Some of the trails were quite high up and I guess in an effort to recoup the costs of placing bathroom facilities they came up with the following fee structure for pay toilets.



1 US$ for #1.  2 US$ for #2.

There wasn't much to do at night we went to the special tourist bars.  Where we found 80 proof soju, and some special liquor.



Read the ingredient under Elutherococc.  Yes folks if the Chinese will eat anything, its the Koreans who will drink anything.  I didn't try that one.  But I tried this ...




It's 120 proof snake infused grain alcohol, and after drinking this I can honestly say I can drink anything. Do you remember how in high school biology class they used to keep dead animals in jars?  Well that's what it tasted like, and the aftertaste lingered for hours.  Also in the background is a N. Korean waitress that thought she was out of frame.  Cheers to my friend Louisa who took this one.



It was an exciting trip, it was tense and somewhat frightening.  It's someplace I will always remember and its a new pin on my map.  I'm never ever doing it again.


Friday, August 10, 2007

Motherland - Part 2 - Hometown

Part two of what might be a four or five part series.

So after seven years I decided to go down to my hometown.  I'd been putting it off because it was a bit out of the way.  When I asked the concierge at the hotel the best way to get there, she gave me a look like 'Why would you want to go there?'  It's a bedroom city on the outskirts of Seoul. Something like what Pearl City is to Honolulu and what Queens is to NYC.  I decided before hand not to look for the hospital where I was born.  This trip to Korea wasn't going to be about a birth family search.  I just wanted to see where I came from.

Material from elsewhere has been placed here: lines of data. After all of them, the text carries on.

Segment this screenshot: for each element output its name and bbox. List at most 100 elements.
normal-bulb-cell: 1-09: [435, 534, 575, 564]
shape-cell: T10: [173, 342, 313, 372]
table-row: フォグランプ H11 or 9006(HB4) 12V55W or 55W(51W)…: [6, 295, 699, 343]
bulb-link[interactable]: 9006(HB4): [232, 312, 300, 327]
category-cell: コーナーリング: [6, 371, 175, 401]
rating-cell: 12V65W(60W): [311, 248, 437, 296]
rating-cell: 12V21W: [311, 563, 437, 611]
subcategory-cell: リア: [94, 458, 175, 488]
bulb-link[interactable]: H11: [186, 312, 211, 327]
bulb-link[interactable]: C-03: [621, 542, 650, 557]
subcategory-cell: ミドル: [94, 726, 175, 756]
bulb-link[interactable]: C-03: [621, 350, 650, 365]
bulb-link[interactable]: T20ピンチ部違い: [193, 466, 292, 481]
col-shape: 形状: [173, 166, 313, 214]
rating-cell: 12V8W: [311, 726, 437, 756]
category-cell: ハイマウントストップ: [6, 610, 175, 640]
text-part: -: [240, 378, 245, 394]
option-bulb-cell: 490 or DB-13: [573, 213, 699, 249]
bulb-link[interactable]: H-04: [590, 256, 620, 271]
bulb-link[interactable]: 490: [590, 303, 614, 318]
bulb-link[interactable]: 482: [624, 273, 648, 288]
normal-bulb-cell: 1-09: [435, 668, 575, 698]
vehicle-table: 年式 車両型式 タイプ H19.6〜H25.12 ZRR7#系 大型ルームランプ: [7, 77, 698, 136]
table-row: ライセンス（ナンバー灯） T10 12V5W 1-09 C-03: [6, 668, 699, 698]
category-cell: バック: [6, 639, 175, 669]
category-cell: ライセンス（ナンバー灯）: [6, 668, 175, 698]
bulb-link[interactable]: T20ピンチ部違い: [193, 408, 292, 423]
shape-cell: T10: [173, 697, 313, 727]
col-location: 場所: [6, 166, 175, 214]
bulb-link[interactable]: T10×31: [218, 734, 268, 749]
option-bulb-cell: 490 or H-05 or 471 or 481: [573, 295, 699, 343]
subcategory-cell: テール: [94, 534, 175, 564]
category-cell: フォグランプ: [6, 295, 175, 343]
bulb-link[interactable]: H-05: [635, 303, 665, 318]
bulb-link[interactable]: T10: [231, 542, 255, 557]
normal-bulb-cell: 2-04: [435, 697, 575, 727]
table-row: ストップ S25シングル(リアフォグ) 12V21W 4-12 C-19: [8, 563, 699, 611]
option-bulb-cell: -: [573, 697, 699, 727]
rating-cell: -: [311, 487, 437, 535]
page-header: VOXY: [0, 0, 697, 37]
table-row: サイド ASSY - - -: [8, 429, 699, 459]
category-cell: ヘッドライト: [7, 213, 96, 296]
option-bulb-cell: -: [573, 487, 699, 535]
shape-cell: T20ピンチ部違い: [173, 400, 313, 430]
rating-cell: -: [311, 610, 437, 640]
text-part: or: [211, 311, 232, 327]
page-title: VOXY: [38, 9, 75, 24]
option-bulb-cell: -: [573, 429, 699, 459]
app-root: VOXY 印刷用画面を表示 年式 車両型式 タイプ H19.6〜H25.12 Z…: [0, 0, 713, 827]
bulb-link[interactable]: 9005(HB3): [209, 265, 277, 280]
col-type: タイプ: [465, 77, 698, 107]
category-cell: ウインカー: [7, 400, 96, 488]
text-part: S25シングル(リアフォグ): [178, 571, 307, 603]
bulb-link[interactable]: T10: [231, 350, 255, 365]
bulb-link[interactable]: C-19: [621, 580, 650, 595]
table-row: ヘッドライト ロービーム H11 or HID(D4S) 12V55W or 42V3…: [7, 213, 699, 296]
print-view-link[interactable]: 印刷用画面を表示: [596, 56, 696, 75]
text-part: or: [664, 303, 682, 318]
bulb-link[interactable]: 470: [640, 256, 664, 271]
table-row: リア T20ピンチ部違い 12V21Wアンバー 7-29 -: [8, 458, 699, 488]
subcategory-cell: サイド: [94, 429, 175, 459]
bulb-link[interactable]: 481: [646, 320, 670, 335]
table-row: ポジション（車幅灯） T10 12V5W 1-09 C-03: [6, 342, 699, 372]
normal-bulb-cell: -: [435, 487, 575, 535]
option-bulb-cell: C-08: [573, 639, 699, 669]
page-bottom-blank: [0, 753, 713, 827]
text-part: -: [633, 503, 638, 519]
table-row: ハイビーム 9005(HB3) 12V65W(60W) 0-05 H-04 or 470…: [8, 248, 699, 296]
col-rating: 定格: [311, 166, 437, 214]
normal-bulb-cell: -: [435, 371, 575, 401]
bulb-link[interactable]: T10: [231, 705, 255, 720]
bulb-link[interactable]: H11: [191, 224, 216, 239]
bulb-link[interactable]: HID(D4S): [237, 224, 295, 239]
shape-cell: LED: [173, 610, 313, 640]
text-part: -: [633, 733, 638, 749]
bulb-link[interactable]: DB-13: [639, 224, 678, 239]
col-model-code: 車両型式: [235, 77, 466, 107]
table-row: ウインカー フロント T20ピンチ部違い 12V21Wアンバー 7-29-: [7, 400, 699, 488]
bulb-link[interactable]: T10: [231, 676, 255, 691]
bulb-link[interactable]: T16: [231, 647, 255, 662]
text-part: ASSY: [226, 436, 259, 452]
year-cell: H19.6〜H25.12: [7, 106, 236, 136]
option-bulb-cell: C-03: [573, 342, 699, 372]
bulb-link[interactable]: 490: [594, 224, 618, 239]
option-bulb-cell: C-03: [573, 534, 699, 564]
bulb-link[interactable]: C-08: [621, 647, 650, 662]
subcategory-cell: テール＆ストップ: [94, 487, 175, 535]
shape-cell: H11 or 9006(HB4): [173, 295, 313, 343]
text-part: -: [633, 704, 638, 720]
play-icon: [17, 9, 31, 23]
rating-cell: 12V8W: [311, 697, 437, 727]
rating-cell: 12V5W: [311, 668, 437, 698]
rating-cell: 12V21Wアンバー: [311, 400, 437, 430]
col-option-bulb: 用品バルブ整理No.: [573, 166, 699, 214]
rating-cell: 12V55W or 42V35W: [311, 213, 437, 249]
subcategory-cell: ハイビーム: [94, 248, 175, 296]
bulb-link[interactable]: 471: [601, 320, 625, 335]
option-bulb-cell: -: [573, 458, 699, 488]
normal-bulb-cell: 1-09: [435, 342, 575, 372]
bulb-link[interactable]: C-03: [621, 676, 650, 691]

It took about an hours ride by subway.  I have to admit I was getting pretty choked up sitting on the train.  I was thinking about how it was almost 32 years to the day someone was making the reverse trip with me to my orphanage in Seoul.
 




I knew before hand that the city was sort of like a bedroom community where people moved to get out of Seoul because its more affordable, though still close enough to commute into the city for work.  When I left the station I wasn't expecting be so similar to the place where I grew up.  The retail district looked almost identical to Flushing and the people there not quite as stylish as those in Seoul. The residential district wasn't all that different either, houses built too close together, families where fathers commuted an hour a day into work, and problems finding street parking.








I don't know what to make of it.  I know that it wasn't like this 32 years ago.  But really its not far off from the neighborhood where I ended up.  Thinking about it know.  I guess its comforting to know that both my hometown and I have kept up with each other.  I guess in the end, I'm just a kid from a place not quite the city and not quite the burbs.  Another aspect of my life that isn't quite like one thing or another.

The uncanny similarity to Queens also didn't end with lack of things to do.  So after being thoroughly bored I made my way back to Seoul to buy a nice shirt for myself for the 'White Party" at the adoptee gathering.

At the hotel, they had already put the banner up for the adoptee gathering.  It was time to look ahead to other things.



Wednesday, August 08, 2007

Homeward Bound

I'm sitting at Kansai International Airport right now on my way home from Korea.  I have to say this last trip was one of the most meaningful ones. I'm still processing my thoughts about all the people I've met, events I've experienced and the hundreds of photos I've taken (which Kikaida and BusyB will have to sit through in order to get their omiyagi.)

I underestimated just how much  Korea is a part of me, and it saddens me to leave it behind.

Also, thanks for all the Birthday messages you've all sent on Friendster, Facebook, My Space, Downelink and Xanga.  I was in North Korea for a little while and was under a communications black out.

They're calling my flight soon.  I'll post more when I get home.


Friday, August 03, 2007

Bottom

A conversation between myself and a friend:

Really, he's a bottom?  When did he tell you that?
Umm... When I had my fingers up his ass.